Last year the Chartered Quality Institute Construction Specialist Interest Group published some research which showed that poor quality workmanship and bad specifications were costing building clients between £7 billion and £12 billion a year.
In too many cases, building projects are rushed or badly designed in the first place. Many are delivered by companies short of the necessary skills to meet the needs and expectations of clients. Often the work may look superficially correct, but there are hidden problems.
Projects are regularly awarded to the lowest bidder. This race to the bottom on price means that, unless the specifications are tightly enforced, clients are at risk of corner cutting as project teams look for areas to ‘value engineer’ i.e. cut up front costs because they have made it difficult for themselves to make a profit.
Members of BESA promote their expertise around the 10/80/10 equation, which represents the fact that 80 per cent of a building’s value is realised during its operational life – its ‘whole life performance cost’. Just 10 per cent is accounted for during its construction and a further 10 per cent on demolition and decommissioning.
Powered and maintained
In other words, hospitals and other healthcare buildings earn their corn when they are full of staff and patients as well as the expensive equipment that needs to be powered and maintained. Yet the building industry is almost exclusively focussed on the upfront 10 per cent when they are trying to get something built and handed over as quickly as possible.
Trying to force a project over the line quickly and at the lowest cost can lead to serious long-term operating problems. It is also essential that properly qualified contractors are used to deliver the quality of work necessary, particularly in the healthcare sector.
A recent publication from King’s College London and the UK Health Alliance showed that seven out of 10 hospitals and health centres in London suffer from the effects of toxic air. Research showed that 577 of these buildings were in areas where nitrogen dioxide levels breached EU guidelines. All 800 buildings surveyed were shown to be under threat from harmful pm10 particulate matter because they are in areas where levels are above the World Health Organisation limit.
Vehicle emissions, power generation and tobacco smoke all contribute to air pollution and, unless a building’s ventilation system has been properly designed and then maintained, pollutants find their way inside.
People spend around 90 per cent of their life indoors. The elderly and infirm are particularly at risk if the indoor air quality is not well maintained, which means air filtration will be needed. The higher the grade of filtration the more maintenance is required.
Poorly performing ventilation systems have a direct impact on occupant health, wellbeing, and productivity. Putting them right retrospectively is not a particularly difficult or expensive task, but it is a prime example of why estates managers need access to real building engineering expertise and excellent maintenance tools.

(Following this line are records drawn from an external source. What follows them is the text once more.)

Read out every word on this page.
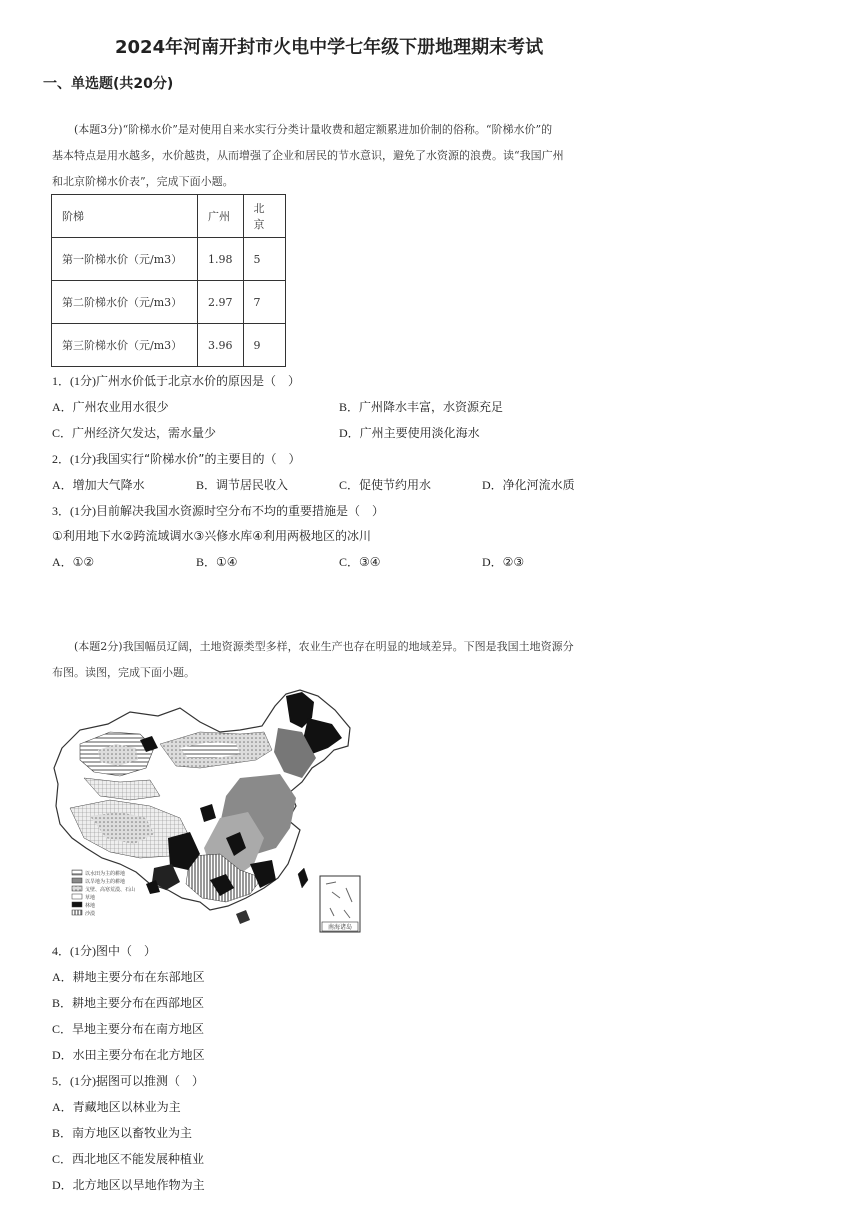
2024年河南开封市火电中学七年级下册地理期末考试
一、单选题(共20分)
(本题3分)“阶梯水价”是对使用自来水实行分类计量收费和超定额累进加价制的俗称。“阶梯水价”的
基本特点是用水越多，水价越贵，从而增强了企业和居民的节水意识，避免了水资源的浪费。读“我国广州
和北京阶梯水价表”，完成下面小题。
阶梯	广州	北京
第一阶梯水价（元/m3）	1.98	5
第二阶梯水价（元/m3）	2.97	7
第三阶梯水价（元/m3）	3.96	9
1．(1分)广州水价低于北京水价的原因是（　）
A．广州农业用水很少	B．广州降水丰富，水资源充足
C．广州经济欠发达，需水量少	D．广州主要使用淡化海水
2．(1分)我国实行“阶梯水价”的主要目的（　）
A．增加大气降水	B．调节居民收入	C．促使节约用水	D．净化河流水质
3．(1分)目前解决我国水资源时空分布不均的重要措施是（　）
①利用地下水②跨流域调水③兴修水库④利用两极地区的冰川
A．①②	B．①④	C．③④	D．②③
(本题2分)我国幅员辽阔，土地资源类型多样，农业生产也存在明显的地域差异。下图是我国土地资源分
布图。读图，完成下面小题。
南海诸岛
以水田为主的耕地
以旱地为主的耕地
戈壁、高寒荒漠、石山
草地
林地
沙漠
4．(1分)图中（　）
A．耕地主要分布在东部地区
B．耕地主要分布在西部地区
C．旱地主要分布在南方地区
D．水田主要分布在北方地区
5．(1分)据图可以推测（　）
A．青藏地区以林业为主
B．南方地区以畜牧业为主
C．西北地区不能发展种植业
D．北方地区以旱地作物为主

The SFG20 maintenance standard developed by BESA and used by its members is playing an increasing role in helping managers tackle these vital maintenance issues. SFG20 is a dynamic online tool so makes best practice widely available and easy to access. As well as featuring over 500 core maintenance schedules, covering more than 60 equipment types, SFG20 also gives users the opportunity to customise maintenance schedules, including service times, frequency, and criticality ratings.
It helps a facilities manager produce schedules covering all the main types of equipment found in buildings and it is constantly updated with changes to standards and legislation to ensure the building remains compliant. Schedules display how often tasks need to be carried out to avoid over or under maintaining assets and what skill set should be used to perform the work.
Addressing vital tasks
Maintenance schedules and tasks can be created within SFG20 to ensure that vital tasks such as cleaning or replacing air filters and the regular inspection and cleaning of ventilation ductwork are carried at the right intervals.
More building owners – including increasing numbers in healthcare – adopt SFG20 to establish a cost-effective strategy that closely matches user requirements to investment in planned service and maintenance. Many users have recorded savings of up to 20 per cent in their running costs by adopting SFG20 and embedding its measures into their building management processes.
It was also recently updated to include over 100 customised sets of maintenance schedules linked to the Healthcare HTM (Health Technical Memoranda) and developed with the healthcare industry, including professional bodies and practitioners. This provides maintenance schedules directly drawn from the requirements of the HTMs that underpin the design of all healthcare buildings.
Having the tools is one thing, but estates managers also need to be able to rely on the expertise of the contractors they employ to deliver high performance buildings. Yet few private or public-sector clients use a standard method of establishing a contractor’s expertise – with only 6 per cent of authorities using trade association membership as their main criterion. 18 per cent rely on references and around 20 per cent simply use companies they have appointed before.
BESA operates a quality assurance process that requires all its members to undergo a Competence Assessment Scheme (CAS) to join or remain in membership. This provides clients with a ready-made method for establishing the quality of a potential sub-contractor and vital peace of mind that the firms they employ have third party independent evidence to verify their competence.